Just recently, Carrizo Oil & Gas (NASDAQ:CRZO), which gets roughly 80% of revenues from oil output, put to shame quarterly estimates as it delivered a $.19 EPS beat on a $.35 basis, while revenue growth soared 92.7% year over year. This was mostly due to a huge increase in oil production, which increased 190% year over year, while oil prices remained elevated for most of the year. The company also reported record revenues of $107.5 M and 116.7 M on an adjusted basis after hedging, a 12% increase from the 3rd quarter, and a 93% increase over the fourth quarter of 2011.
- President and CEO Chip Johnson stated in the press announcement:
"Our staff has done a remarkable job of managing both our rapid growth and our changing production mix. This quarter we exceeded the high end of guidance for both oil and gas production. We grew our EBITDA to $93.0 million for the quarter, an increase of 90% from the fourth quarter of 2011, and to $319.0 million for the year, an increase of 85% from 2011.
Undoubtedly the company's shift from gas to oil is paying off big time. But why could the company be significantly undervalued at $22/share?

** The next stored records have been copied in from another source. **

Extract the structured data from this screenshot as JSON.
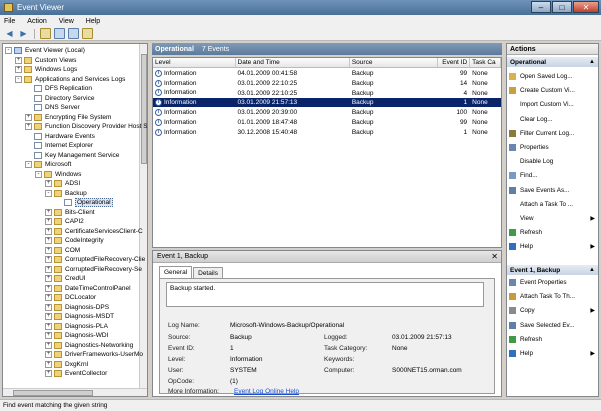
{
  "window": {
    "title": "Event Viewer",
    "min": "–",
    "max": "□",
    "close": "✕"
  },
  "menu": [
    "File",
    "Action",
    "View",
    "Help"
  ],
  "toolbar": [
    "back-icon",
    "forward-icon",
    "folder-up-icon",
    "properties-icon",
    "help-icon",
    "pane-icon"
  ],
  "tree": [
    {
      "label": "Event Viewer (Local)",
      "depth": 0,
      "exp": "-",
      "icon": "pc"
    },
    {
      "label": "Custom Views",
      "depth": 1,
      "exp": "+",
      "icon": "folder"
    },
    {
      "label": "Windows Logs",
      "depth": 1,
      "exp": "+",
      "icon": "folder"
    },
    {
      "label": "Applications and Services Logs",
      "depth": 1,
      "exp": "-",
      "icon": "folder"
    },
    {
      "label": "DFS Replication",
      "depth": 2,
      "exp": "",
      "icon": "log"
    },
    {
      "label": "Directory Service",
      "depth": 2,
      "exp": "",
      "icon": "log"
    },
    {
      "label": "DNS Server",
      "depth": 2,
      "exp": "",
      "icon": "log"
    },
    {
      "label": "Encrypting File System",
      "depth": 2,
      "exp": "+",
      "icon": "folder"
    },
    {
      "label": "Function Discovery Provider Host S",
      "depth": 2,
      "exp": "+",
      "icon": "folder"
    },
    {
      "label": "Hardware Events",
      "depth": 2,
      "exp": "",
      "icon": "log"
    },
    {
      "label": "Internet Explorer",
      "depth": 2,
      "exp": "",
      "icon": "log"
    },
    {
      "label": "Key Management Service",
      "depth": 2,
      "exp": "",
      "icon": "log"
    },
    {
      "label": "Microsoft",
      "depth": 2,
      "exp": "-",
      "icon": "folder"
    },
    {
      "label": "Windows",
      "depth": 3,
      "exp": "-",
      "icon": "folder"
    },
    {
      "label": "ADSI",
      "depth": 4,
      "exp": "+",
      "icon": "folder"
    },
    {
      "label": "Backup",
      "depth": 4,
      "exp": "-",
      "icon": "folder"
    },
    {
      "label": "Operational",
      "depth": 5,
      "exp": "",
      "icon": "log",
      "selected": true
    },
    {
      "label": "Bits-Client",
      "depth": 4,
      "exp": "+",
      "icon": "folder"
    },
    {
      "label": "CAPI2",
      "depth": 4,
      "exp": "+",
      "icon": "folder"
    },
    {
      "label": "CertificateServicesClient-C",
      "depth": 4,
      "exp": "+",
      "icon": "folder"
    },
    {
      "label": "CodeIntegrity",
      "depth": 4,
      "exp": "+",
      "icon": "folder"
    },
    {
      "label": "COM",
      "depth": 4,
      "exp": "+",
      "icon": "folder"
    },
    {
      "label": "CorruptedFileRecovery-Clie",
      "depth": 4,
      "exp": "+",
      "icon": "folder"
    },
    {
      "label": "CorruptedFileRecovery-Se",
      "depth": 4,
      "exp": "+",
      "icon": "folder"
    },
    {
      "label": "CredUI",
      "depth": 4,
      "exp": "+",
      "icon": "folder"
    },
    {
      "label": "DateTimeControlPanel",
      "depth": 4,
      "exp": "+",
      "icon": "folder"
    },
    {
      "label": "DCLocator",
      "depth": 4,
      "exp": "+",
      "icon": "folder"
    },
    {
      "label": "Diagnosis-DPS",
      "depth": 4,
      "exp": "+",
      "icon": "folder"
    },
    {
      "label": "Diagnosis-MSDT",
      "depth": 4,
      "exp": "+",
      "icon": "folder"
    },
    {
      "label": "Diagnosis-PLA",
      "depth": 4,
      "exp": "+",
      "icon": "folder"
    },
    {
      "label": "Diagnosis-WDI",
      "depth": 4,
      "exp": "+",
      "icon": "folder"
    },
    {
      "label": "Diagnostics-Networking",
      "depth": 4,
      "exp": "+",
      "icon": "folder"
    },
    {
      "label": "DriverFrameworks-UserMo",
      "depth": 4,
      "exp": "+",
      "icon": "folder"
    },
    {
      "label": "DxgKrnl",
      "depth": 4,
      "exp": "+",
      "icon": "folder"
    },
    {
      "label": "EventCollector",
      "depth": 4,
      "exp": "+",
      "icon": "folder"
    }
  ],
  "log": {
    "name": "Operational",
    "count": "7 Events",
    "columns": [
      "Level",
      "Date and Time",
      "Source",
      "Event ID",
      "Task Ca"
    ],
    "events": [
      {
        "level": "Information",
        "date": "04.01.2009 00:41:58",
        "source": "Backup",
        "id": "99",
        "task": "None"
      },
      {
        "level": "Information",
        "date": "03.01.2009 22:10:25",
        "source": "Backup",
        "id": "14",
        "task": "None"
      },
      {
        "level": "Information",
        "date": "03.01.2009 22:10:25",
        "source": "Backup",
        "id": "4",
        "task": "None"
      },
      {
        "level": "Information",
        "date": "03.01.2009 21:57:13",
        "source": "Backup",
        "id": "1",
        "task": "None",
        "selected": true
      },
      {
        "level": "Information",
        "date": "03.01.2009 20:39:00",
        "source": "Backup",
        "id": "100",
        "task": "None"
      },
      {
        "level": "Information",
        "date": "01.01.2009 18:47:48",
        "source": "Backup",
        "id": "99",
        "task": "None"
      },
      {
        "level": "Information",
        "date": "30.12.2008 15:40:48",
        "source": "Backup",
        "id": "1",
        "task": "None"
      }
    ]
  },
  "detail": {
    "title": "Event 1, Backup",
    "close": "✕",
    "tabs": [
      "General",
      "Details"
    ],
    "message": "Backup started.",
    "labels": {
      "log_name": "Log Name:",
      "source": "Source:",
      "event_id": "Event ID:",
      "level": "Level:",
      "user": "User:",
      "opcode": "OpCode:",
      "more_info": "More Information:",
      "logged": "Logged:",
      "task_category": "Task Category:",
      "keywords": "Keywords:",
      "computer": "Computer:"
    },
    "values": {
      "log_name": "Microsoft-Windows-Backup/Operational",
      "source": "Backup",
      "event_id": "1",
      "level": "Information",
      "user": "SYSTEM",
      "opcode": "(1)",
      "more_info": "Event Log Online Help",
      "logged": "03.01.2009 21:57:13",
      "task_category": "None",
      "keywords": "",
      "computer": "S000NET15.orman.com"
    }
  },
  "actions": {
    "title": "Actions",
    "section1": "Operational",
    "items1": [
      {
        "label": "Open Saved Log...",
        "icon": "open-log-icon",
        "color": "#d8b24a"
      },
      {
        "label": "Create Custom Vi...",
        "icon": "filter-create-icon",
        "color": "#c8a13a"
      },
      {
        "label": "Import Custom Vi...",
        "icon": "import-icon",
        "color": ""
      },
      {
        "label": "Clear Log...",
        "icon": "clear-icon",
        "color": ""
      },
      {
        "label": "Filter Current Log...",
        "icon": "filter-icon",
        "color": "#8a7b3a"
      },
      {
        "label": "Properties",
        "icon": "properties-icon",
        "color": "#6a86b0"
      },
      {
        "label": "Disable Log",
        "icon": "disable-icon",
        "color": ""
      },
      {
        "label": "Find...",
        "icon": "find-icon",
        "color": "#7a9ac0"
      },
      {
        "label": "Save Events As...",
        "icon": "save-icon",
        "color": "#5f7fa8"
      },
      {
        "label": "Attach a Task To ...",
        "icon": "task-icon",
        "color": ""
      },
      {
        "label": "View",
        "icon": "view-icon",
        "color": "",
        "arrow": true
      },
      {
        "label": "Refresh",
        "icon": "refresh-icon",
        "color": "#3f9a4a"
      },
      {
        "label": "Help",
        "icon": "help-icon",
        "color": "#2f6fc0",
        "arrow": true
      }
    ],
    "section2": "Event 1, Backup",
    "items2": [
      {
        "label": "Event Properties",
        "icon": "event-properties-icon",
        "color": "#6a86b0"
      },
      {
        "label": "Attach Task To Th...",
        "icon": "attach-task-icon",
        "color": "#c89a3a"
      },
      {
        "label": "Copy",
        "icon": "copy-icon",
        "color": "#8a8a8a",
        "arrow": true
      },
      {
        "label": "Save Selected Ev...",
        "icon": "save-selected-icon",
        "color": "#5f7fa8"
      },
      {
        "label": "Refresh",
        "icon": "refresh-icon",
        "color": "#3f9a4a"
      },
      {
        "label": "Help",
        "icon": "help-icon",
        "color": "#2f6fc0",
        "arrow": true
      }
    ]
  },
  "status": "Find event matching the given string"
}
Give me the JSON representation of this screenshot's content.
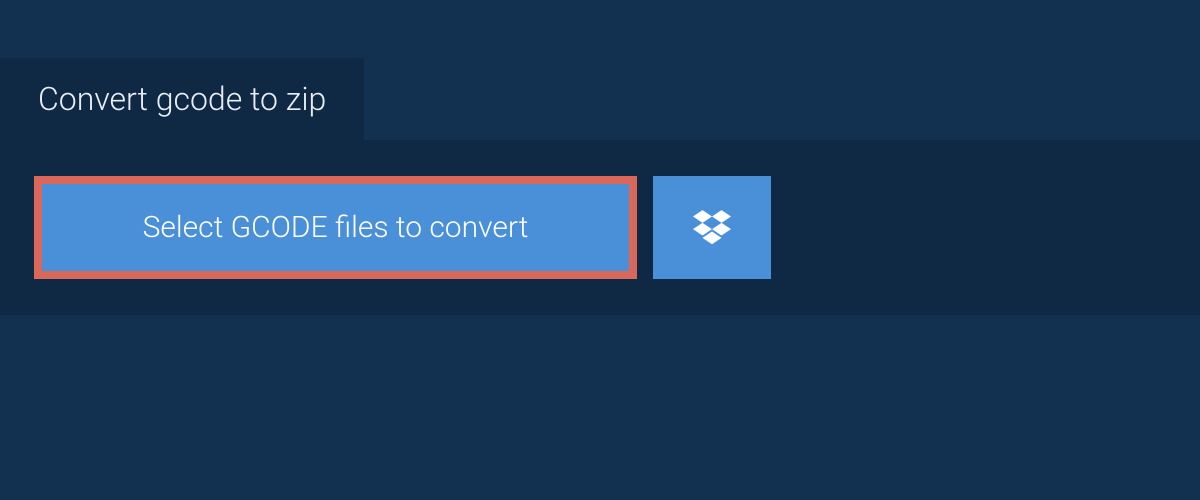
{
  "header": {
    "title": "Convert gcode to zip"
  },
  "actions": {
    "select_label": "Select GCODE files to convert"
  },
  "colors": {
    "bg_outer": "#12304f",
    "bg_panel": "#0f2843",
    "button_primary": "#4a90d9",
    "button_border": "#d9675a",
    "text_light": "#e8eef4"
  }
}
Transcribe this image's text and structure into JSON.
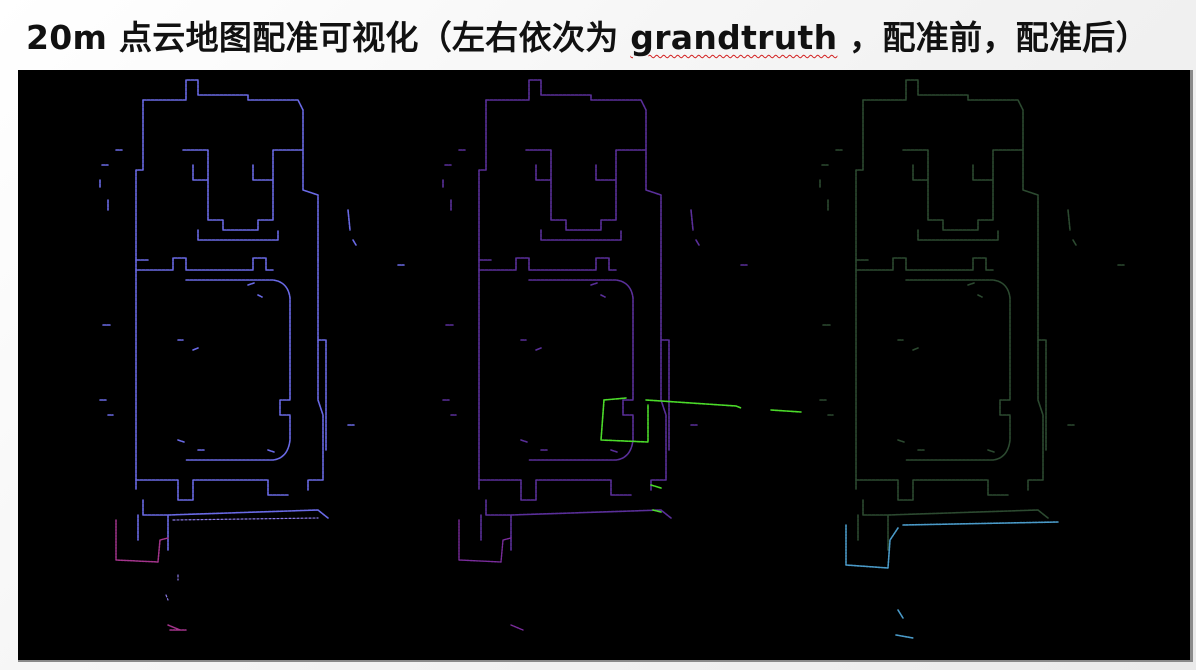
{
  "slide": {
    "title_prefix": "20m 点云地图配准可视化（左右依次为 ",
    "title_highlight": "grandtruth",
    "title_suffix": " ，配准前，配准后）"
  },
  "panels": [
    {
      "label": "",
      "color": "#6a6ae6",
      "accent": "#a4348c"
    },
    {
      "label": "",
      "color": "#5a2f9a",
      "accent": "#4cdc2a"
    },
    {
      "label": "",
      "color": "#2c4a30",
      "accent": "#4a9ac8"
    }
  ]
}
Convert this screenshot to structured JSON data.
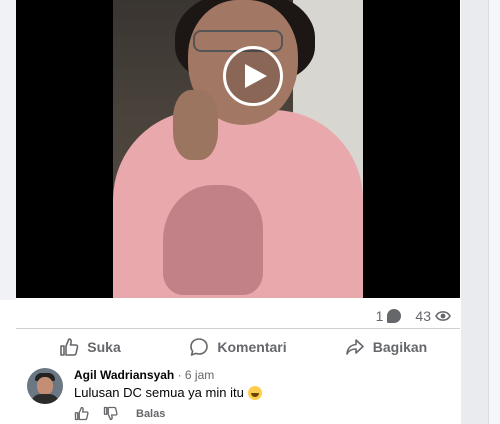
{
  "post": {
    "stats": {
      "comments_count": "1",
      "views_count": "43"
    },
    "actions": [
      {
        "label": "Suka",
        "icon": "like-icon"
      },
      {
        "label": "Komentari",
        "icon": "comment-icon"
      },
      {
        "label": "Bagikan",
        "icon": "share-icon"
      }
    ]
  },
  "comment": {
    "author": "Agil Wadriansyah",
    "time": "· 6 jam",
    "text": "Lulusan DC semua ya min itu",
    "emoji": "grinning-sweat-emoji",
    "reply_label": "Balas"
  },
  "colors": {
    "text_secondary": "#65676b",
    "divider": "#ced0d4",
    "video_bg": "#000000"
  }
}
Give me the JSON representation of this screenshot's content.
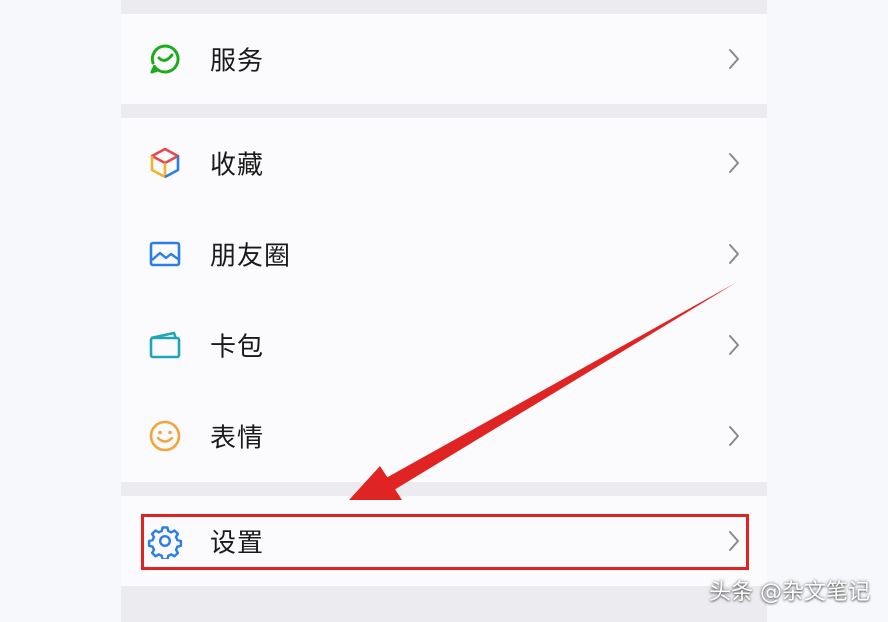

On February 26th, Chip Johnson, the CEO, was featured on Jim Cramer's Mad Money. In the interview with Cramer, Mr. Johnson highlighted undervalued reserves, excellent oil profit margins in the Eagleford, and "overblown" concerns regarding capital expenditures due to a solid business model.
- Reserve Value:
Oil proved reserves were increased 58% from a year ago, however the market may be understating the total value of these reserves. Mr Johnson stated the current value of proved reserves are worth $1.4B, while the unproved reserves, which are mostly in the Eagle Ford, could be valued at $1.2B once proven, bringing the total up to $3.6B for these assets.
I must say it will take some time to prove the Eagleford acreage as well as plenty of money. However, if this volume of oil is proven and CRZO is still valued at $900 M, this creates for a healthy buyout candidate.
- Eagle Ford has 75% oil profit margin:
In the interview, Jim highlighted incredible margins for its oil production in the Eagleford, which Mr Johnson explained:
"We can lease and drill the wells for about $20 to $22 per barrel, and that costs about $8 a barrel in operating costs...taxes add up to about $2 per barrel, so you're up to 30, and we're selling it for $100...right now are margins are $75 a barrel in the Eagle Ford.
In the earnings release, Mr Johnson stated:
Our EBITDA margin per Boe expanded once again to $39.08 from $36.73 last quarter and from $24.55 for the fourth quarter of 2011. Our EBITDA margin came in at 80% this quarter, even higher than the 74% reported for the fourth quarter of 2011.
These statistics are impressive, as other industries are hard pressed to create this type of profit margin.
- Carrizo is "Taking on Less Risk":
Mr. Johnson explained that oil production is 95% hedged through 2013 at prices over $90 per barrel, providing reduced risk and almost guarantees attractive selling prices. However, he did admit CRZO is spending and drilling more cash than it is taking in, while utilizing 7.5% long term debt to help fund production. Perhaps this is why the market is undervaluing the stock. So, is this method of funding drilling operations sustainable? I feel it is for this company, since they have promising acreage, and have simplified operations while deleveraging somewhat. In the conference call, the company stated:
We almost doubled our revenue and EBITDA in the last 12 months and almost tripled our net income, while we reduced our debt to EBITDA from over 4 to close to 2.5 today. We also greatly simplified our story by exiting the Gulf Coast and the Huntington project in the North Sea.
The company also plans to keep capex under control in 2013:
We're not planning to flex our CapEx at all. We kind of zeroed in on a combination of oil production growth and reduction in debt to EBITDA. And that's where we want to be. So we might be able to reduce a little bit of CapEx by dropping our unfrac-ed inventory by the end of the year. We actually drill more net wells than we frac in the Eagle Ford this year, part of that is holding acreage, so we might be able to trim that back. Later in the year, we'll be looking at that.
I feel the actions of deleveraging, keeping capex under control, and a solid hedging program, have made the company's goals more clear for investors, while removing some risk which may have scared some away from the stock in the past. It is my opinion that if the company continues to execute, it's just a matter of time before more acreage is developed, more revenue growth is realized, and therefore either the market prices shares appropriately, or as Cramer thought, the company is acquired.